Daily market report

Despite the lack of economic releases this week as we kick off the holiday season, the main driver for the markets was the latest FED meeting minutes released on Wednesday which sent the US Dollar lower again.
Investors were expecting the FED to continue its series of interest rates hikes but at a slower pace, and the recent meeting minutes confirmed this idea, as many officials expressed their concerns about the impact the current monetary policy is having on the US economy.
After four consecutive rate hikes by 75bps the FOMC is expected to raise rates by only 50bps in December meeting, and more reductions are expected during next year.
In Asia, the Reserve Bank of New Zealand decided to raise interest rates from 3.5% to 4.25% maintaining its tightening policy.
Today, price movements are likely to be limited as the US market will close earlier.

Now let us have a look at the technical outlook.

Daily market report


The Euro resumed its bullish trend against the US Dollar after starting the week on a weak note.
Prices retraced nearly 50% of the upside move extended from 0.9935 low to 1.0480 high, before to bounce back and trade higher.
The currency pair succeed to break the falling trendline as shown in the hourly chart below, reinforcing the positive trend in the short-term.
As of now, the bullish momentum is likely to slow down, due to lack of liquidity as the US market will close early today, therefore, traders should focus on 1.0440-1.0480 zone for potential resistance in the coming days.
A daily close above this zone, should open the way for a continuation higher towards 1.0535 level, while a failure from the hourly resistance zone, can push prices back lower in the direction of 1.0300 handle.


The British pound remains strong, and prices managed to extend higher after breaking above 1.2000 psychological barrier, boosted by the recent FED meeting minutes which put the US Dollar under pressure again.
In our last report, we highlighted the importance of 1.1938/50 hourly resistance and the break of that level, was a clear signal that the uptrend was ready to resume.
For the time being, the pair is clearly in an uptrend, however, prices have reached a strong resistance located at 1.2150 which represents the high seen on August17, consequently, new sellers are likely to appear in the next hours.
In the short-term, investors should wait for a correction lower before to look for another continuation to the upside as the currency pair is clearly in an overbought situation.
The nearest support zone is located at 1.2050-1.2020 zone, and if we continue to trade above this area, the bullish is likely to remain unchanged.
In the opposite, a break above 1.2150 should trigger another advance that can reach as high as 1.2280 level.

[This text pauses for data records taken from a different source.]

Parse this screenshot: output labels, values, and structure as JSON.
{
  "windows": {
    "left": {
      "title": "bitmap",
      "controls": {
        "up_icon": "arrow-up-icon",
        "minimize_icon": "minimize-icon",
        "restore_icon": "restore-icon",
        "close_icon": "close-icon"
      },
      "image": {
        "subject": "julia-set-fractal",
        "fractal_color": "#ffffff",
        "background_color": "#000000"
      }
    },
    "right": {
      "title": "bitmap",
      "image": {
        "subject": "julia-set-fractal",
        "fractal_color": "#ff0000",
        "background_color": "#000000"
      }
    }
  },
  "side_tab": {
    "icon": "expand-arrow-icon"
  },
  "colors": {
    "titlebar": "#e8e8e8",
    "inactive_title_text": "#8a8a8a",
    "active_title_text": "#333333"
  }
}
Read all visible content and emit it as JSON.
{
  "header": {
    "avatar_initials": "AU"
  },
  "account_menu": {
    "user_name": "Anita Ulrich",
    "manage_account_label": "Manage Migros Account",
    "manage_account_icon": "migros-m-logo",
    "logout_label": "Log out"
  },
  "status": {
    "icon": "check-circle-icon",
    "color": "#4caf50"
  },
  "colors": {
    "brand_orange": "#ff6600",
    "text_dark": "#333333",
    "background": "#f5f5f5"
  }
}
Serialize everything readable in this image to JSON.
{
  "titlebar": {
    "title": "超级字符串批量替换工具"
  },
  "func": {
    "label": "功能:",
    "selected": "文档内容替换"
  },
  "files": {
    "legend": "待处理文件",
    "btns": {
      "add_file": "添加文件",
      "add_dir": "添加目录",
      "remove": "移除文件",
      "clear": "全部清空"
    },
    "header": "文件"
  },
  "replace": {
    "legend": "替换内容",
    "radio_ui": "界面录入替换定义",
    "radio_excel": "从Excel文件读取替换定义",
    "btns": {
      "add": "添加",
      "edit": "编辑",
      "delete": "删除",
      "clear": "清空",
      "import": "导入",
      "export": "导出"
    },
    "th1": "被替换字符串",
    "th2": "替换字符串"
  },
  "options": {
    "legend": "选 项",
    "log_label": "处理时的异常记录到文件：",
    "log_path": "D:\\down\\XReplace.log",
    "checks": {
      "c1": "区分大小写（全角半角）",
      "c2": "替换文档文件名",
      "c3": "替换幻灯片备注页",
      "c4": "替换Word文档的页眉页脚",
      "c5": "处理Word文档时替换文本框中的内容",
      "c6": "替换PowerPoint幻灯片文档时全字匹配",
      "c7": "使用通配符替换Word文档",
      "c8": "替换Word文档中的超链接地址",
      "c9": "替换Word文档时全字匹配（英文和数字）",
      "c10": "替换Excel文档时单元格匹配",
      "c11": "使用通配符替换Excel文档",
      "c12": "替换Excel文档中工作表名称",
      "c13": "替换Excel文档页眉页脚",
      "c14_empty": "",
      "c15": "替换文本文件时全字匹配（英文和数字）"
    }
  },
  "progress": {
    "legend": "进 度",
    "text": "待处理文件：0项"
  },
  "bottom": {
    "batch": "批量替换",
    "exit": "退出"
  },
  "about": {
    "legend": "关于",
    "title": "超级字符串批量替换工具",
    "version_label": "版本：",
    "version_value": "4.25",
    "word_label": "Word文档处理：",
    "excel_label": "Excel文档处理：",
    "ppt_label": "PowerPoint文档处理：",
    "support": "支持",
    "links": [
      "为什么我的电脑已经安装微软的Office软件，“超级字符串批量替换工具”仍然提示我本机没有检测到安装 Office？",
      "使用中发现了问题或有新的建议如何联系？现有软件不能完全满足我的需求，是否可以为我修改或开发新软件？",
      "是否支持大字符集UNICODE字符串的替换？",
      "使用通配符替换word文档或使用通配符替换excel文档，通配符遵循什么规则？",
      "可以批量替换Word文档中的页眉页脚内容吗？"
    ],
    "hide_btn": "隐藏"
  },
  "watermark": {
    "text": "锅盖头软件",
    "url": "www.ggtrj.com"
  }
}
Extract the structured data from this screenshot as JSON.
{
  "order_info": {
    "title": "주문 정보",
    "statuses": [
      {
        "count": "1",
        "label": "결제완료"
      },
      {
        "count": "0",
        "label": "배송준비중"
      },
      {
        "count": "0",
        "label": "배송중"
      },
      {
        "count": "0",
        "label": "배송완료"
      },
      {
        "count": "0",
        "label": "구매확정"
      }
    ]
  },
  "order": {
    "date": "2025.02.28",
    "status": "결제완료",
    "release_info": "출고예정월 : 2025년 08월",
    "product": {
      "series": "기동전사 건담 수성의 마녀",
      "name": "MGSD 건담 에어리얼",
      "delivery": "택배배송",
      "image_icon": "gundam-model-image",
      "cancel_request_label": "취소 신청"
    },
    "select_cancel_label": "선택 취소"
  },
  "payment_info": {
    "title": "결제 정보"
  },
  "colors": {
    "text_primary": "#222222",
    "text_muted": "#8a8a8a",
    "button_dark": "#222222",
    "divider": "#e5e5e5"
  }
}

The currency pair turned lower again after showing a temporary recovery that failed from 142.25/50 resistance zone.
Currently, buyers are fighting to protect a major support represented by the 61.8% Fibonacci retracement of the larger upside advance that started from 130.45 low.
The hourly support zone is located between 138.50 and 137.70 levels, and we should wait to see how the market will react from it in the coming days, before to confirm the next direction in this pair. 
To summarize, a daily close below the mentioned above support zone will call for further decline towards 136.30 level followed by 135.85 in extension, in the opposite, a bounce from the mentioned above support zone can send the pair higher in the direction of 139.60 level.


The currency pair remains under pressure as prices continue to preserve the lower highs and lower lows bearish sequence. Currently, the currency pair is likely to test 1.3300 handle followed by 1.3230 hourly support in extension. In addition, it is important to note that in the higher time frames, prices have showed a Head & Shoulders bearish reversal pattern that might be a warning of more decline in the future. In the coming hours, we expect the upside potential in this pair to stay limited, and any recovery is likely to be short lived while prices continue to trade below 1.3435 resistance level.


Gold traded in line with our expectations after failing to trade beyond $1784 resistance. The yellow metal extended its decline to reach a major support level located at 1729 level which represents a former resistance. Prices managed to bounce from that technical level which means that demand is still strong in the near-term. For now, gold is likely to trade sideways to higher in the next hours. Finally, the nearest resistance stands at 1767 level while 1745 represent the support level.